Alnus cremastogyne is a species of flowering plant in the genus Alnus. It is a tree endemic to central and southern China, where it grows in Sichuan, southeastern Gansu, northern Guizhou, southern Shaanxi, and Zhejiang provinces. It is a large, fast-growing tree that can reach up to 40 metres in height. It grows in mountain and stream side forests from 500 to 3,000 metres elevation, where it prefers warm and sunny sites.

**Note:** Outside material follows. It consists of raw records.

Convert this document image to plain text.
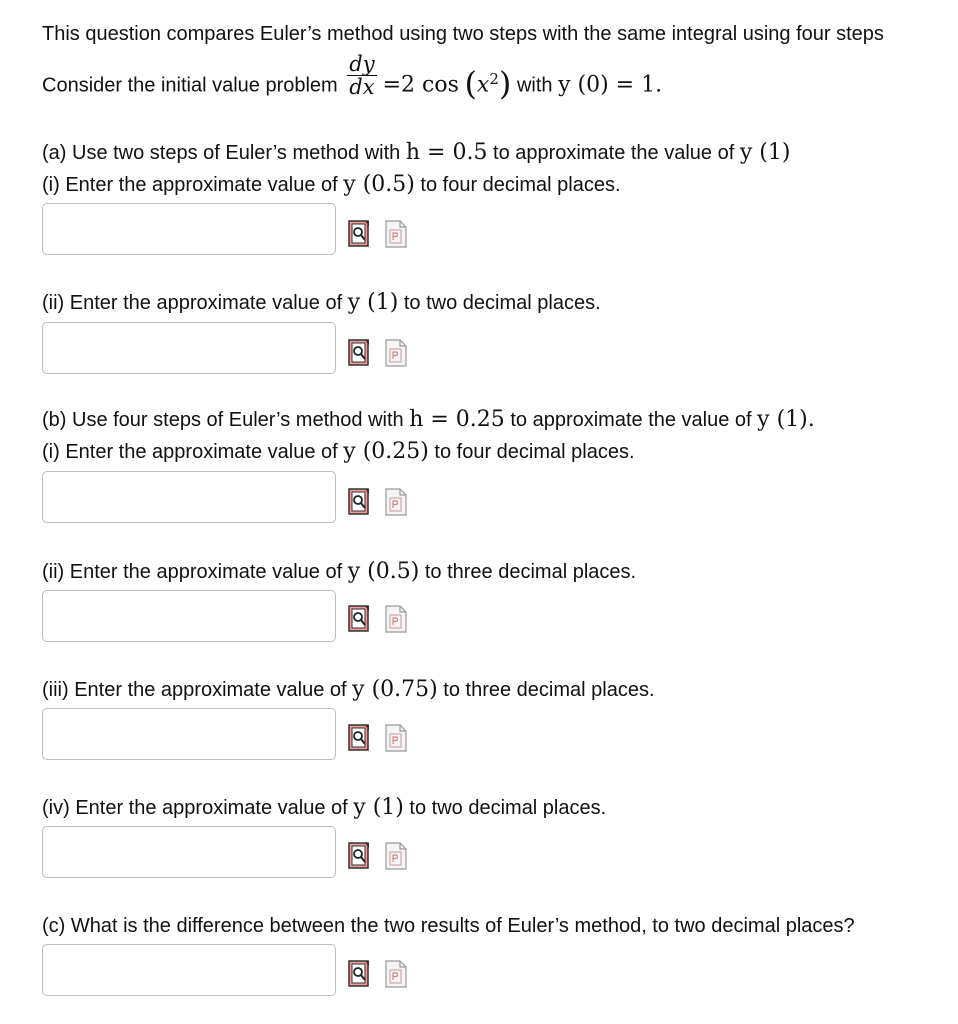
This question compares Euler’s method using two steps with the same integral using four steps
Consider the initial value problem $\frac{dy}{dx} =2$ $\cos (x^2)$ with y (0) = 1.
(a) Use two steps of Euler’s method with h = 0.5 to approximate the value of y (1)
(i) Enter the approximate value of y (0.5) to four decimal places.
(ii) Enter the approximate value of y (1) to two decimal places.
(b) Use four steps of Euler’s method with h = 0.25 to approximate the value of y (1).
(i) Enter the approximate value of y (0.25) to four decimal places.
(ii) Enter the approximate value of y (0.5) to three decimal places.
(iii) Enter the approximate value of y (0.75) to three decimal places.
(iv) Enter the approximate value of y (1) to two decimal places.
(c) What is the difference between the two results of Euler’s method, to two decimal places?
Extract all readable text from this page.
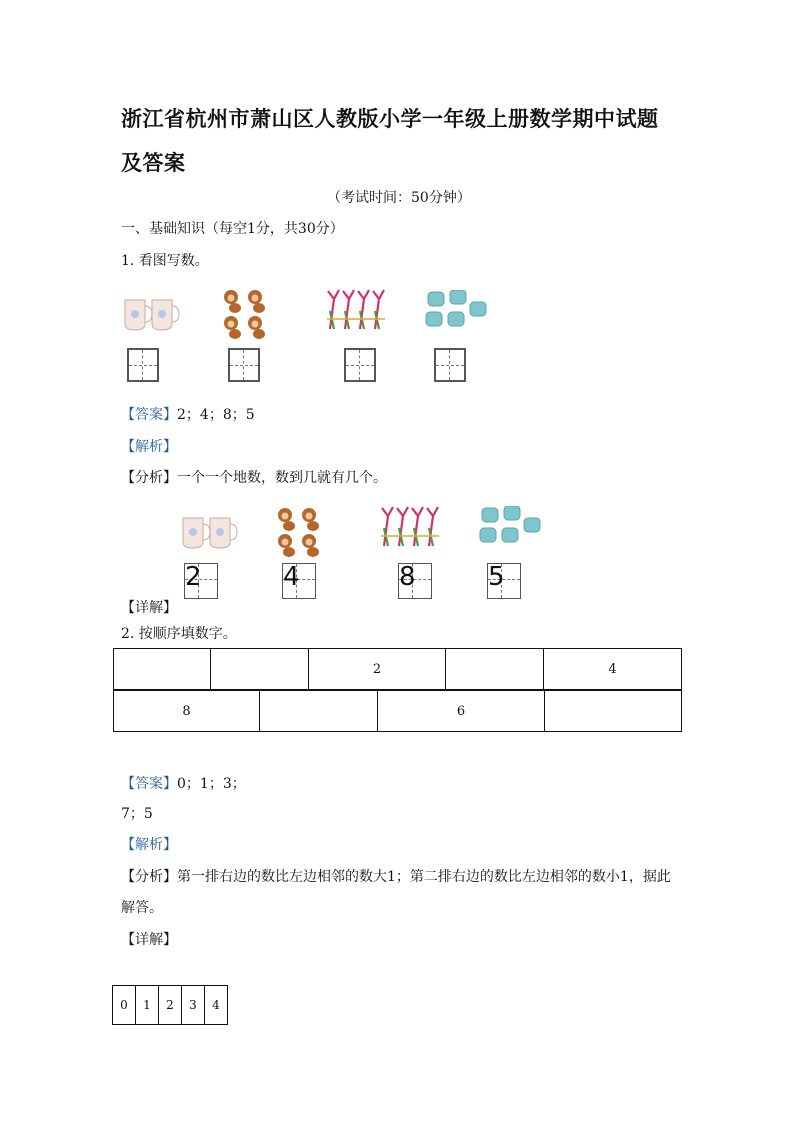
浙江省杭州市萧山区人教版小学一年级上册数学期中试题
及答案
（考试时间：50分钟）
一、基础知识（每空1分，共30分）
1. 看图写数。
【答案】2；4；8；5
【解析】
【分析】一个一个地数，数到几就有几个。
2	4	8	5
【详解】
2. 按顺序填数字。
		2		4
8		6	
【答案】0；1；3；
7；5
【解析】
【分析】第一排右边的数比左边相邻的数大1；第二排右边的数比左边相邻的数小1，据此
解答。
【详解】
0	1	2	3	4
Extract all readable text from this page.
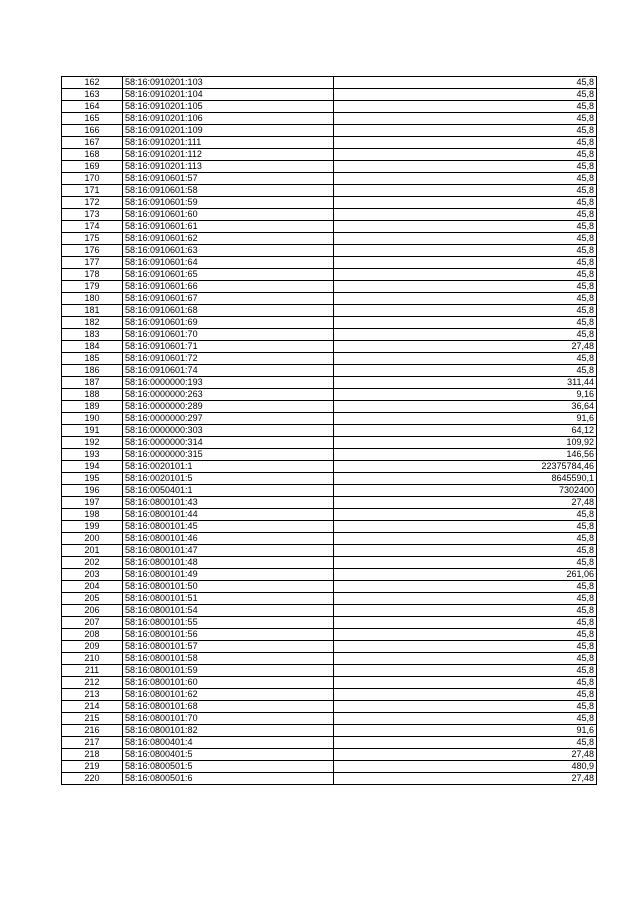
162	58:16:0910201:103	45,8
163	58:16:0910201:104	45,8
164	58:16:0910201:105	45,8
165	58:16:0910201:106	45,8
166	58:16:0910201:109	45,8
167	58:16:0910201:111	45,8
168	58:16:0910201:112	45,8
169	58:16:0910201:113	45,8
170	58:16:0910601:57	45,8
171	58:16:0910601:58	45,8
172	58:16:0910601:59	45,8
173	58:16:0910601:60	45,8
174	58:16:0910601:61	45,8
175	58:16:0910601:62	45,8
176	58:16:0910601:63	45,8
177	58:16:0910601:64	45,8
178	58:16:0910601:65	45,8
179	58:16:0910601:66	45,8
180	58:16:0910601:67	45,8
181	58:16:0910601:68	45,8
182	58:16:0910601:69	45,8
183	58:16:0910601:70	45,8
184	58:16:0910601:71	27,48
185	58:16:0910601:72	45,8
186	58:16:0910601:74	45,8
187	58:16:0000000:193	311,44
188	58:16:0000000:263	9,16
189	58:16:0000000:289	36,64
190	58:16:0000000:297	91,6
191	58:16:0000000:303	64,12
192	58:16:0000000:314	109,92
193	58:16:0000000:315	146,56
194	58:16:0020101:1	22375784,46
195	58:16:0020101:5	8645590,1
196	58:16:0050401:1	7302400
197	58:16:0800101:43	27,48
198	58:16:0800101:44	45,8
199	58:16:0800101:45	45,8
200	58:16:0800101:46	45,8
201	58:16:0800101:47	45,8
202	58:16:0800101:48	45,8
203	58:16:0800101:49	261,06
204	58:16:0800101:50	45,8
205	58:16:0800101:51	45,8
206	58:16:0800101:54	45,8
207	58:16:0800101:55	45,8
208	58:16:0800101:56	45,8
209	58:16:0800101:57	45,8
210	58:16:0800101:58	45,8
211	58:16:0800101:59	45,8
212	58:16:0800101:60	45,8
213	58:16:0800101:62	45,8
214	58:16:0800101:68	45,8
215	58:16:0800101:70	45,8
216	58:16:0800101:82	91,6
217	58:16:0800401:4	45,8
218	58:16:0800401:5	27,48
219	58:16:0800501:5	480,9
220	58:16:0800501:6	27,48
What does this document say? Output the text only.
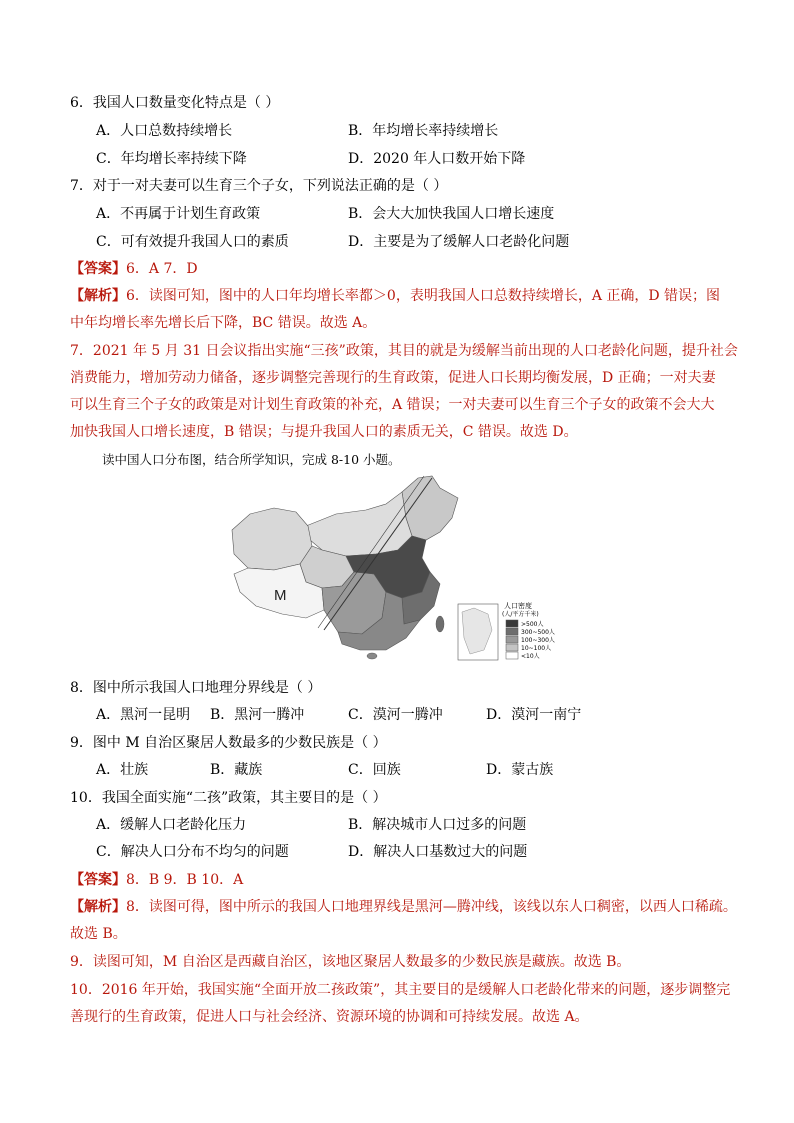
6．我国人口数量变化特点是（ ）
A．人口总数持续增长	B．年均增长率持续增长
C．年均增长率持续下降	D．2020 年人口数开始下降
7．对于一对夫妻可以生育三个子女，下列说法正确的是（ ）
A．不再属于计划生育政策	B．会大大加快我国人口增长速度
C．可有效提升我国人口的素质	D．主要是为了缓解人口老龄化问题
【答案】6．A 7．D
【解析】6．读图可知，图中的人口年均增长率都＞0，表明我国人口总数持续增长，A 正确，D 错误；图
中年均增长率先增长后下降，BC 错误。故选 A。
7．2021 年 5 月 31 日会议指出实施“三孩”政策，其目的就是为缓解当前出现的人口老龄化问题，提升社会
消费能力，增加劳动力储备，逐步调整完善现行的生育政策，促进人口长期均衡发展，D 正确；一对夫妻
可以生育三个子女的政策是对计划生育政策的补充，A 错误；一对夫妻可以生育三个子女的政策不会大大
加快我国人口增长速度，B 错误；与提升我国人口的素质无关，C 错误。故选 D。
读中国人口分布图，结合所学知识，完成 8-10 小题。
M
人口密度
(人/平方千米)
>500人
300~500人
100~300人
10~100人
<10人
8．图中所示我国人口地理分界线是（ ）
A．黑河一昆明 B．黑河一腾冲	C．漠河一腾冲	D．漠河一南宁
9．图中 M 自治区聚居人数最多的少数民族是（ ）
A．壮族	B．藏族	C．回族	D．蒙古族
10．我国全面实施“二孩”政策，其主要目的是（ ）
A．缓解人口老龄化压力	B．解决城市人口过多的问题
C．解决人口分布不均匀的问题	D．解决人口基数过大的问题
【答案】8．B 9．B 10．A
【解析】8．读图可得，图中所示的我国人口地理界线是黑河—腾冲线，该线以东人口稠密，以西人口稀疏。
故选 B。
9．读图可知，M 自治区是西藏自治区，该地区聚居人数最多的少数民族是藏族。故选 B。
10．2016 年开始，我国实施“全面开放二孩政策”，其主要目的是缓解人口老龄化带来的问题，逐步调整完
善现行的生育政策，促进人口与社会经济、资源环境的协调和可持续发展。故选 A。
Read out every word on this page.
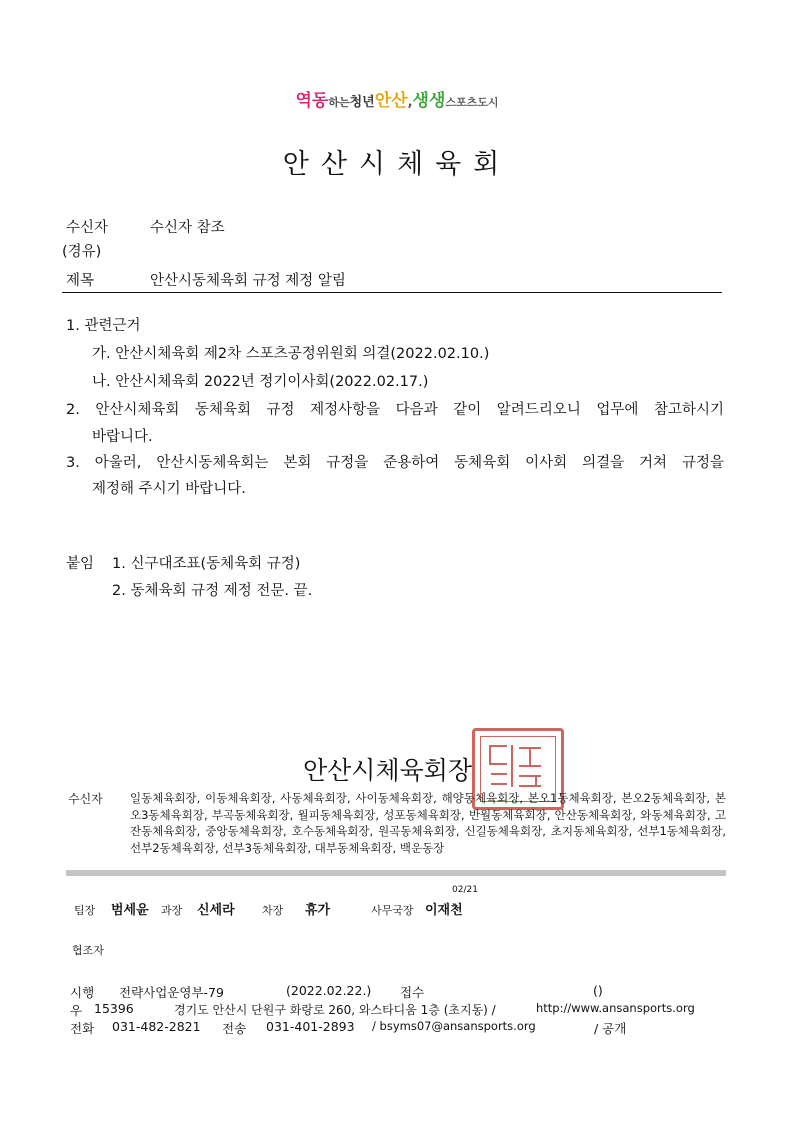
역동하는청년안산,생생스포츠도시
안산시체육회
수신자	수신자 참조
(경유)
제목	안산시동체육회 규정 제정 알림
1. 관련근거
가. 안산시체육회 제2차 스포츠공정위원회 의결(2022.02.10.)
나. 안산시체육회 2022년 정기이사회(2022.02.17.)
2. 안산시체육회 동체육회 규정 제정사항을 다음과 같이 알려드리오니 업무에 참고하시기
바랍니다.
3. 아울러, 안산시동체육회는 본회 규정을 준용하여 동체육회 이사회 의결을 거쳐 규정을
제정해 주시기 바랍니다.
붙임 1. 신구대조표(동체육회 규정)
2. 동체육회 규정 제정 전문. 끝.
안산시체육회장
수신자 일동체육회장, 이동체육회장, 사동체육회장, 사이동체육회장, 해양동체육회장, 본오1동체육회장, 본오2동체육회장, 본오3동체육회장, 부곡동체육회장, 월피동체육회장, 성포동체육회장, 반월동체육회장, 안산동체육회장, 와동체육회장, 고잔동체육회장, 중앙동체육회장, 호수동체육회장, 원곡동체육회장, 신길동체육회장, 초지동체육회장, 선부1동체육회장, 선부2동체육회장, 선부3동체육회장, 대부동체육회장, 백운동장
02/21
팀장 범세윤 과장 신세라 차장 휴가	사무국장 이재천
협조자
시행 전략사업운영부-79	(2022.02.22.) 접수	()
우 15396	경기도 안산시 단원구 화랑로 260, 와스타디움 1층 (초지동) /	http://www.ansansports.org
전화 031-482-2821 전송 031-401-2893 / bsyms07@ansansports.org	/ 공개
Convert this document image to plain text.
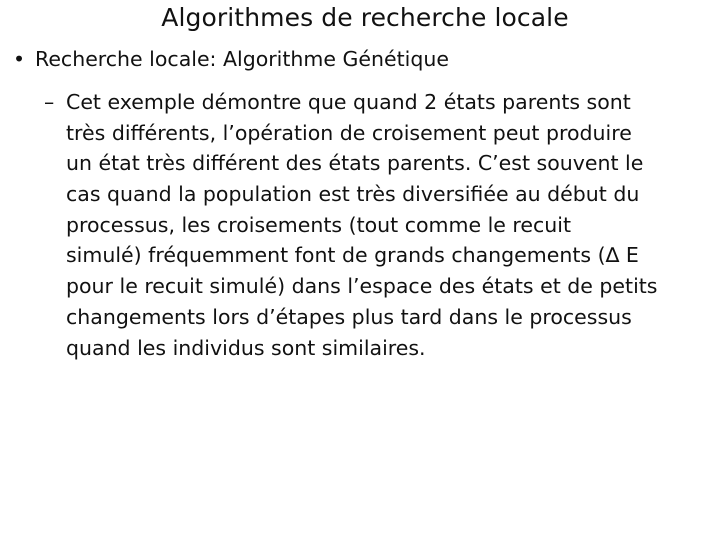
Algorithmes de recherche locale
• Recherche locale: Algorithme Génétique
– Cet exemple démontre que quand 2 états parents sont
très différents, l’opération de croisement peut produire
un état très différent des états parents. C’est souvent le
cas quand la population est très diversifiée au début du
processus, les croisements (tout comme le recuit
simulé) fréquemment font de grands changements (∆ E
pour le recuit simulé) dans l’espace des états et de petits
changements lors d’étapes plus tard dans le processus
quand les individus sont similaires.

The deciduous tree Alnus cremastogyne grows quickly and is remarkably good at fixing nitrogen. Beyond its ability to produce wood and its ecological relevance, it is valuable since it is one of the preferred intercropping species that is well accepted for its ability to improve soil. Furthermore, it often acts as a pioneer species, especially in regions impacted by occurrences like the landslides caused by the Wenchuan earthquake. These days, A. cremastogyne is grown in many different places, such as Sichuan's Kangding, Zhoushan, Zhejiang, Northeast Yunnan, and the southern slope of the Qinling Mountains. Provinces including Sichuan, Guizhou, Shaanxi, Gansu, and the middle and lower Yangtze River regions are included in this extension. The average annual temperature in these regions is between 15 and 18 C, while the average annual precipitation is between 900 and 1500 mm.